何度か足を運んでいると、怪訝な顔をされていたかたもドアを全開にしてくださるんですよ。「心を開いてくださったのかな」と思える瞬間でした。住民のみなさんから「あー、支え合いの人ね」と声をかけてくださり、いろいろお話ができるのは嬉しいなと思っています。

 

今後も信頼しつづけていただけるよう、“寄り添う姿勢”を大切にしたいですね。

現在は家の進捗の話が多いですね

真備支え合いセンターのセンター長 佐賀雅宏さん

-訪問する頻度は、災害発生時から変化していますか?

 

佐賀:

そうですね。発災当初は、高齢の一人暮らしや高齢者だけの世帯、障がい者のいる世帯、単身世帯など、孤立が心配される世帯を優先的に訪問していました。一方で、できるだけ早く全世帯を訪問したいという思いで、毎日訪問を続けていました。

 

訪問の頻度は、世帯によって違いましたね。健康面や孤立が心配される世帯には頻繁に訪問していましたし、落ち着いて生活を送られている世帯には、少し期間をあけながら訪問していました。

 

また、住まいも再建され、困りごともなく落ち着いた生活をされている世帯については、こちらから積極的に訪問することは控え、ご相談があればすぐに対応するという方法に変えています。最近は訪問世帯も訪問頻度も徐々に少なくなってきています。

 

今は家の進捗について話をされるかたが多いですね。次の生活に向けて順調に進んでいるかたもいれば、新型コロナウイルスなどの影響で少しずつ遅れているかたもいます。
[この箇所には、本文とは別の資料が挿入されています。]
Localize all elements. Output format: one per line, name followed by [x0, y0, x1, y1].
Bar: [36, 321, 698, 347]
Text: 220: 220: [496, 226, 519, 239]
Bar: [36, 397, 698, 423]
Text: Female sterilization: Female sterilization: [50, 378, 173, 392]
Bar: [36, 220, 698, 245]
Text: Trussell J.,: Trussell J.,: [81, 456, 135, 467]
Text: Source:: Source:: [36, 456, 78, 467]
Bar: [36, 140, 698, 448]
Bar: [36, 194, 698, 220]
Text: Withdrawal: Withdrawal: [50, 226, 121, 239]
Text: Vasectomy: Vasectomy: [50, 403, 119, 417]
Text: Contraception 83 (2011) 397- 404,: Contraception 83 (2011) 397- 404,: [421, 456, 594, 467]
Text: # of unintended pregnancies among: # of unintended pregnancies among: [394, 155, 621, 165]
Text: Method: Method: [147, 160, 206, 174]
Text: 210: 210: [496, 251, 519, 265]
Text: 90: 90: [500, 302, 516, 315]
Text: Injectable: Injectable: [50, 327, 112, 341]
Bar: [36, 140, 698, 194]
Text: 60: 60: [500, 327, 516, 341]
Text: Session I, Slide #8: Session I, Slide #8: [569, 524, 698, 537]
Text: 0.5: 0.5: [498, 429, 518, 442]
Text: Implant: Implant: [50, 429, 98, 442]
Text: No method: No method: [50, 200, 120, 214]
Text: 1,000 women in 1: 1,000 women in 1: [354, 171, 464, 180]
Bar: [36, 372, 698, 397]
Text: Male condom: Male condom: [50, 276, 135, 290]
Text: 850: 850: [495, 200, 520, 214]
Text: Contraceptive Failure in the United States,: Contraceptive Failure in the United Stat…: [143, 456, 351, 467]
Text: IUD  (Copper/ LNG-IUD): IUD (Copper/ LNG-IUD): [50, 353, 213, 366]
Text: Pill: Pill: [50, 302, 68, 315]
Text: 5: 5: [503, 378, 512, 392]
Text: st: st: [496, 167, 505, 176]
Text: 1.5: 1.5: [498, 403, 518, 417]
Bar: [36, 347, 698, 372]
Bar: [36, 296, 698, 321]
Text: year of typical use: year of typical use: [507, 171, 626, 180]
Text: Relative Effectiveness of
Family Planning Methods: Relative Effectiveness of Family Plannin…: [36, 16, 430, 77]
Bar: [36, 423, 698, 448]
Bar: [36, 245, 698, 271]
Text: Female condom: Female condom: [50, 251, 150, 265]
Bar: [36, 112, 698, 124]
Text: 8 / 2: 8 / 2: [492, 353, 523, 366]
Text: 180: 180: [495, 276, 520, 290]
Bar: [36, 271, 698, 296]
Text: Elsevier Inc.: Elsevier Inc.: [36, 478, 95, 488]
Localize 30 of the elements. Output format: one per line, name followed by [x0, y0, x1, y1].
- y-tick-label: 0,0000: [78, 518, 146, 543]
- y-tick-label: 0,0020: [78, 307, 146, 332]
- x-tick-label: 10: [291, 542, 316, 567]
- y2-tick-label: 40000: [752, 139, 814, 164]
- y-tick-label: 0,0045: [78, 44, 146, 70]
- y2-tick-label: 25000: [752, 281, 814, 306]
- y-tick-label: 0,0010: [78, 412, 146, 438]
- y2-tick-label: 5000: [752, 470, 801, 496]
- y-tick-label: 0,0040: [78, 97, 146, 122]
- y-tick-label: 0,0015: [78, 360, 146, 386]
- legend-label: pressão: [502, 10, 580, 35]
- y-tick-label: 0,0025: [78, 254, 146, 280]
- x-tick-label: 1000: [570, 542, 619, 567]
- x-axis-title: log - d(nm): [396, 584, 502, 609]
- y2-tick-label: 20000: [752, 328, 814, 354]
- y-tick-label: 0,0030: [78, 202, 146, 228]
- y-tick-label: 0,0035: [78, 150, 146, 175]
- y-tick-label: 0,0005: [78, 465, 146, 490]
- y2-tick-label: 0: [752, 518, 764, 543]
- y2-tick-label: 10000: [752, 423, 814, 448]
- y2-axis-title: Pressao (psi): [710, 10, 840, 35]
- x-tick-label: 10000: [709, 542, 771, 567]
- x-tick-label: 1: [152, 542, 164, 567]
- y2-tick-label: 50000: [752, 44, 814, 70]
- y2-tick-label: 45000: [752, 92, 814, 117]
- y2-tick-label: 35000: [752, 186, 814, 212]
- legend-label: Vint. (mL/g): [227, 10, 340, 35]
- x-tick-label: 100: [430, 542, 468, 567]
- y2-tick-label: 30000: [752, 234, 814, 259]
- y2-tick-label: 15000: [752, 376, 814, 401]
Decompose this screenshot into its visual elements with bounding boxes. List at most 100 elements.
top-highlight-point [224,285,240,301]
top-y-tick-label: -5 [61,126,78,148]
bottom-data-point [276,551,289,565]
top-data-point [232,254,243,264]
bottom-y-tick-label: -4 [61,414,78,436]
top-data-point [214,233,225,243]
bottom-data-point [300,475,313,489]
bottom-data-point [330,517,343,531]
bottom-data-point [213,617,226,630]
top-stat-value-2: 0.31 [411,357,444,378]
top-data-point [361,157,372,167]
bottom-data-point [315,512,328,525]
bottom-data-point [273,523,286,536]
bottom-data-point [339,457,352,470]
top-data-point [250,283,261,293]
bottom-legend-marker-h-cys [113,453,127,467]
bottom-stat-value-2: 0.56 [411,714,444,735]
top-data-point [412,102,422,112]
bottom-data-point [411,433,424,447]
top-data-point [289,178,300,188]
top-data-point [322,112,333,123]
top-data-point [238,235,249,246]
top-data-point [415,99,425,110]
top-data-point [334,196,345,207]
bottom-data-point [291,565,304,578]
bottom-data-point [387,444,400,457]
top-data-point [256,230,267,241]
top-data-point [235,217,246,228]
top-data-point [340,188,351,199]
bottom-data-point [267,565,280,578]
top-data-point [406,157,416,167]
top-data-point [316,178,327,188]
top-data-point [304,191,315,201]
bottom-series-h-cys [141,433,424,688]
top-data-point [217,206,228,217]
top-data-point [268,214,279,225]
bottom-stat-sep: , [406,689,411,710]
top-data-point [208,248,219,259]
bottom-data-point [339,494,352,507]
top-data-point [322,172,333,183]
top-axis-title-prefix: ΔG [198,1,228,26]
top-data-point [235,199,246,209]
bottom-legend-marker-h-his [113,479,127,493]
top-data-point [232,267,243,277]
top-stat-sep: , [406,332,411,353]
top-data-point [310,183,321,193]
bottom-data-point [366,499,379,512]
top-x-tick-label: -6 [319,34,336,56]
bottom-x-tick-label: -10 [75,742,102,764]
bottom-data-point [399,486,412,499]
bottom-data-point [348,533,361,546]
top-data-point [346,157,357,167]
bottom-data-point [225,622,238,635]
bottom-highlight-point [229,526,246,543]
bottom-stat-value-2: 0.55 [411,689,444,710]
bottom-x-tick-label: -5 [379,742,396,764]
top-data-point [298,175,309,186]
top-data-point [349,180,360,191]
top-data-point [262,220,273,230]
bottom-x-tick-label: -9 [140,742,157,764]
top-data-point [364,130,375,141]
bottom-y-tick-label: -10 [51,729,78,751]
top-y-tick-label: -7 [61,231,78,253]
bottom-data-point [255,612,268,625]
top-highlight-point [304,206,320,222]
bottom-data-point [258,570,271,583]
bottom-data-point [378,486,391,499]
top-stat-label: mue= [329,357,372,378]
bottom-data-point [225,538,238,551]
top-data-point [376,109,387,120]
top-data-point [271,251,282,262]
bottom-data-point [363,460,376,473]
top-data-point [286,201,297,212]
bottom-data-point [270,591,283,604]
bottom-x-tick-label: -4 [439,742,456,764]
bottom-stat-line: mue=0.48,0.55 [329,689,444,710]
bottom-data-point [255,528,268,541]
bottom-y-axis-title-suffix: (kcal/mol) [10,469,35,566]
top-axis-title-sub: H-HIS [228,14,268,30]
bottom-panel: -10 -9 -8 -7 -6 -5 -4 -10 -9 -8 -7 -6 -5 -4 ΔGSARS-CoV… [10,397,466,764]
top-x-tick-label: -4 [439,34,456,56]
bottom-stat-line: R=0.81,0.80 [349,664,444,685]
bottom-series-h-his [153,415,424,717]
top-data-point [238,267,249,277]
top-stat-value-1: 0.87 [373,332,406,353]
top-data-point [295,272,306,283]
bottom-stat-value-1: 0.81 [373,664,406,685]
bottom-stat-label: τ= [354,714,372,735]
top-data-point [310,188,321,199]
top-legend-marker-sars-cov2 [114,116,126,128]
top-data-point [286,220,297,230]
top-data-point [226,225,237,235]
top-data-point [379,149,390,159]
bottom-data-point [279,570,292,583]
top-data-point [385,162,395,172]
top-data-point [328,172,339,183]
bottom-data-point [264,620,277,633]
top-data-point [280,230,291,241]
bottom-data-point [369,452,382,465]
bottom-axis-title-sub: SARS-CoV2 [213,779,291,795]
家の工事契約ができて、生活の再建が進んでいるように見えても、まだまだ時間が必要だなあと思うことも多いですね。

 

2022年7月で、平成30年7月豪雨が起きてから4年目に入ります。節目の時期って、当時の記憶がフラッシュバックしやすいタイミングでもあるんですよね。たとえ家が再建できても、心に抱えているものはなかなか消えないのかもしれません。私たちはこれからも、みなさんをサポートしていきたいと思っています。